Le cinquième acte intervient après une longue ellipse, puisque quatorze ans se sont écoulés depuis ces tragiques évènements. Roxane s'est retirée au couvent et Cyrano vient lui rendre visite après qu'un perfide attentat l'ait grièvement blessé à la tête. Sa cousine réalise qu'il connaît par cœur l'une des lettres et en est le véritable auteur. Après un ultime duel livré à ses ennemis de toujours, le Mensonge, les Compromis, les Préjugés, les Lâchetés et la Sottise, notre héros succombe à ses blessures.

Que dire sur cette œuvre sans commettre d'inévitables redites vis-à-vis des multiples analyses qui lui ont été consacrées... Rappelons tout d'abord que connaître à l'avance l'histoire n'empêche en aucun cas d'apprécier la lecture de cette pièce tant Edmond Rostand nous impressionne par la maestria avec laquelle il compose ses vers. "Cyrano de Bergerac" est sans conteste l'apothéose du verbe et son héros éponyme manie aussi bien les mots que l'épée, alliant les subtilités de la langue française à son habileté et sa force d'esprit.
La fameuse tirade du nez, que même ceux qui ne l’ont jamais lue connaissent, particulièrement longue et par conséquent difficile à déclamer d'une traite, n'est qu'un exemple parmi d'autres qui illustrent cet état de fait. La vivacité des traits venus se greffer aux coups d'estocs reflètent ainsi une parfaite utilisation de la rhétorique. Comme le précise le principal intéressé, « à la fin de l'envoi, [il] touche ». Chez ce maître de la répartie, les répliques virevoltent et font office de véritables fleurons, à grand renfort d'envolées lyriques et d'auxèses, soit des gradations d'hyperboles (figures d'exagération), d'où ces deux vers mythiques : « C'est un roc ! C'est un pic ! C'est un cap ! / Que dis-je, c'est un cap ? C'est une péninsule ! ».

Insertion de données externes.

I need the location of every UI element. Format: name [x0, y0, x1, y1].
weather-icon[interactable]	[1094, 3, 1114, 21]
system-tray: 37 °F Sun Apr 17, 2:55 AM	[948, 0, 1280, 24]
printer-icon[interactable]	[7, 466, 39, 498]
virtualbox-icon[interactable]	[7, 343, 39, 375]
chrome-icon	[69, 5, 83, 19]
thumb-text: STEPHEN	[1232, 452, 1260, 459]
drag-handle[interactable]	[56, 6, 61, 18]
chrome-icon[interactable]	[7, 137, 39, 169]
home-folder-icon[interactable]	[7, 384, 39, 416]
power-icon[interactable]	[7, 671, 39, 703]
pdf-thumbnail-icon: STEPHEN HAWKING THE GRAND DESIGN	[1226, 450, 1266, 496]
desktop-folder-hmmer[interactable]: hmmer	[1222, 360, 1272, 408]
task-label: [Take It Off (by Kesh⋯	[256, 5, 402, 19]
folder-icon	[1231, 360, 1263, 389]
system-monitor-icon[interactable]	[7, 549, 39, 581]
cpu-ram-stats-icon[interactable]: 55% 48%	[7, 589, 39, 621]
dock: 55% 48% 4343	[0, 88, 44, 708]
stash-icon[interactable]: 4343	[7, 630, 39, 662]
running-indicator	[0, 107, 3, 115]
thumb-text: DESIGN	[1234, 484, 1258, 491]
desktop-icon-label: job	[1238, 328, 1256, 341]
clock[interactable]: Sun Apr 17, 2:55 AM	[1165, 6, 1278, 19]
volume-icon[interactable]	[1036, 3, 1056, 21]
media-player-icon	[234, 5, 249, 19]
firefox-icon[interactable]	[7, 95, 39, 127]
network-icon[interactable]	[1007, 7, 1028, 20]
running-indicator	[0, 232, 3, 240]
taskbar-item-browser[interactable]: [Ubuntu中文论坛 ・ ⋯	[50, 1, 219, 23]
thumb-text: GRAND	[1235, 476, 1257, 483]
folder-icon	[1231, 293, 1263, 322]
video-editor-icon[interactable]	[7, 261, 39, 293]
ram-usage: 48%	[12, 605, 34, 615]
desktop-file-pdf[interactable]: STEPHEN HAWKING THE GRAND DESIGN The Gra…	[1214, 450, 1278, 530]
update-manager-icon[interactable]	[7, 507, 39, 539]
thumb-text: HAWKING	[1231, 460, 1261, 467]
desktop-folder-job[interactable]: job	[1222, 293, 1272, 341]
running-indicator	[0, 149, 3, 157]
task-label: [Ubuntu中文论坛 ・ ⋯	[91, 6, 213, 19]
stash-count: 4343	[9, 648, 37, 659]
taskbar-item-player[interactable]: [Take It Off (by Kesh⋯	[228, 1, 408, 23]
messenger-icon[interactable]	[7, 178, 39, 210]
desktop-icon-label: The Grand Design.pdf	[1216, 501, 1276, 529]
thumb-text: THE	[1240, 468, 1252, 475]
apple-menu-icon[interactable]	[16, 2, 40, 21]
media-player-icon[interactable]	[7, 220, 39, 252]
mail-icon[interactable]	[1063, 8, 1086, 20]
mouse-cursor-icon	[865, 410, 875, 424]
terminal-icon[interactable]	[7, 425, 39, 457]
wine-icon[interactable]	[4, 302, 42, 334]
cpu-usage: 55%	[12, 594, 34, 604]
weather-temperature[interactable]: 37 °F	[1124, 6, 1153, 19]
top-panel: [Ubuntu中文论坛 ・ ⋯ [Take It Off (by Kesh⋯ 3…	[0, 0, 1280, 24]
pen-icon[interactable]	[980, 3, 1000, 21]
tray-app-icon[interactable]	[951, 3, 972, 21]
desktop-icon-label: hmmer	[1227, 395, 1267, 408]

Cependant, les qualités esthétiques d'une œuvre ne sauraient suffire à elles seules pour pleinement l'apprécier et la flamboyance du personnage est bien vite contrebalancée par des faiblesses qui achèvent d'en faire une figure tragique. Le mousquetaire passionné et plein d’ardeur est aussi un amoureux transi. Mais c'est justement ce qui magnifie davantage encore ses actions et sa conduite. Bien qu'il ait toutes les raisons de jalouser Christian, il lui apporte son secours dans l'art de tisser les mots, cherchant ainsi à toucher le cœur de Roxane sur le balcon, sans s'en attribuer les mérites, jusqu'à cette réplique des plus désarçonnantes et touchantes : « Non, non, mon cher amour, je ne vous aimais pas ! ». Rien ne saurait remettre en cause son sens de la loyauté. La beauté de l'esprit est ainsi consubstantielle à sa force de caractère.

L'inflexibilité dictée par son honneur en agace plus d’un et lui vaut de nombreuses inimitiés au sein d'un monde où priment la médiocrité et le choix de la facilité. Comme il le dit lui-même, « j'ai décidé d'être admirable en tout, pour tout ». Chez Cyrano, le courage tend à glisser vers la témérité. Il est pourtant conscient du fait que cela lui vaudra d'être isolé et signera à terme sa perte. Ne pas chercher à éviter une funeste issue peut relever d’une décision assumée : « Que je pactise ? / Jamais, jamais ! […] Je sais bien qu’à la fin vous me mettrez à bas / N’importe : je me bats ! Je me bats ! Je me bats ! ». Malgré ce destin, il se tient droit face à l'existence et ses drames, emportant avec lui son panache. Comme il le rappelle d'ailleurs, ce dernier n'est point la grandeur, mais l'esprit de bravoure, un délicat refus de se prendre au tragique, autrement dit « la pudeur de l'héroïsme ».

"Cyrano de Bergerac" mérite assurément son titre de classique.